Тихое помешательство
Мы сидели на скамье тихого бульвара.
— Жестокость — прирождённое свойство восточных народов, — сказал я.
— Вы правы, — кивнул головой Банкин. — Взять хотя бы бывшего персидского шаха. Это был ужасный человек!
И мы оба лениво замолчали.
Банкин сорвал травинку, закусив её зубами, поморщился (травинка, очевидно, оказалась горькой), но сейчас же лицо его засветилось тихой радостью.
— Он сейчас уже, наверно, спит! — прошептал Банкин.
— Почему вы так думаете? — удивился я.
— Конечно! Он всегда спит в это время.
Последнее время Банкин казался человеком очень странным. Я внимательно посмотрел на него и осторожно спросил:
— Откуда же вам это известно?
— Мне? Господи!
И опять мы замолчали,
— Ему, очевидно, не сладко живётся… — зевая, промямлил я.

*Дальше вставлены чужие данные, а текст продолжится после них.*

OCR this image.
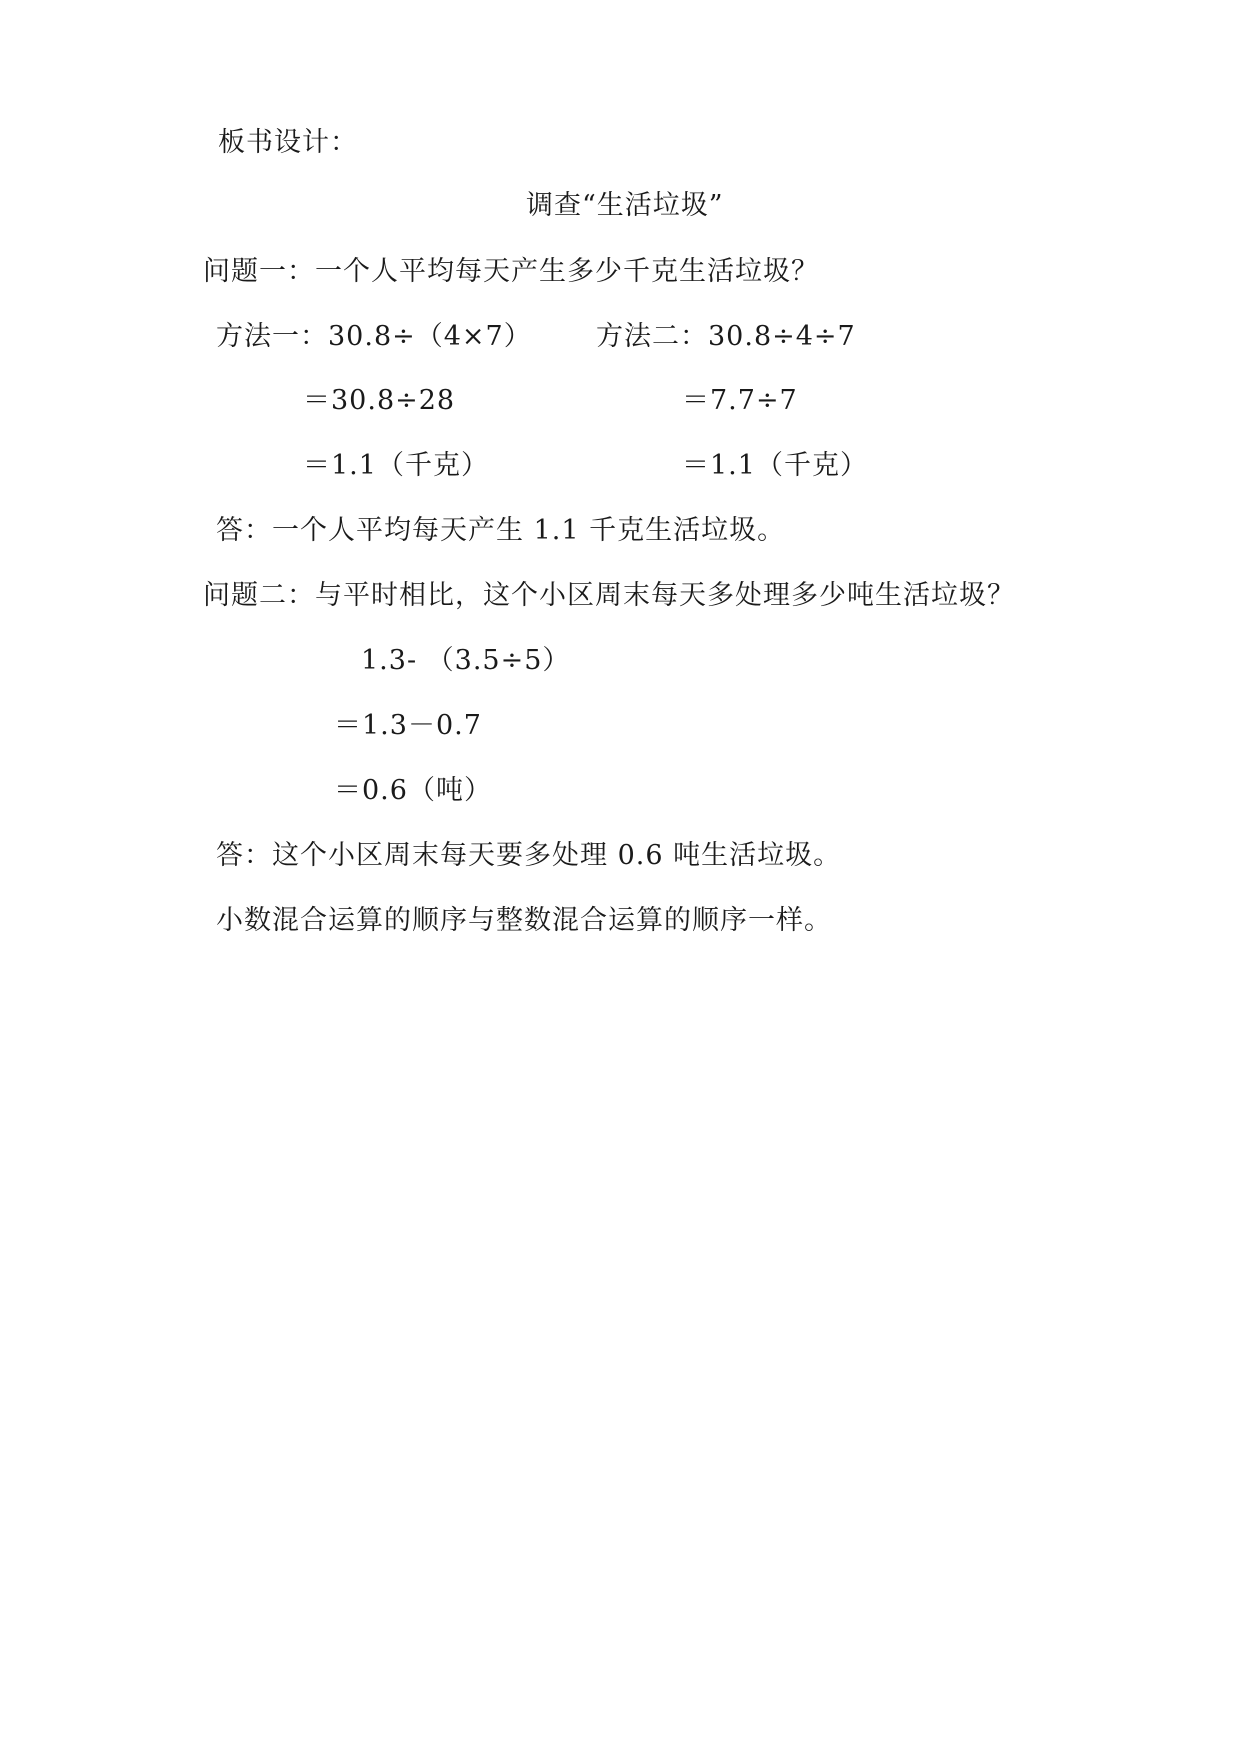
板书设计：
调查“生活垃圾”
问题一：一个人平均每天产生多少千克生活垃圾？
方法一：30.8÷（4×7） 方法二：30.8÷4÷7
＝30.8÷28	＝7.7÷7
＝1.1（千克）	＝1.1（千克）
答：一个人平均每天产生 1.1 千克生活垃圾。
问题二：与平时相比，这个小区周末每天多处理多少吨生活垃圾？
1.3- （3.5÷5）
＝1.3－0.7
＝0.6（吨）
答：这个小区周末每天要多处理 0.6 吨生活垃圾。
小数混合运算的顺序与整数混合运算的顺序一样。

— Почему? С ним нянчатся все окружающие. Его так все любят!
— Не думаю, — возразил я. — После того, что он натворил…
Банкин неожиданно выпрямился и в паническом ужасе схватил меня за плечи:
— Натво… рил?! Владычица небесная!.. Что же он… натворил? Когда?
— Будто вы не знаете? Сажал, кого попало, на кол, мучил, обманывал народ…
— Кто?!!
— Да шах же, Господи!
— Какой шах?
— Бывший. Персидский. О котором мы говорили.
— Разве мы говорили о шахе?
— Нет, мы говорили о ребятишках, — иронически усмехнулся я.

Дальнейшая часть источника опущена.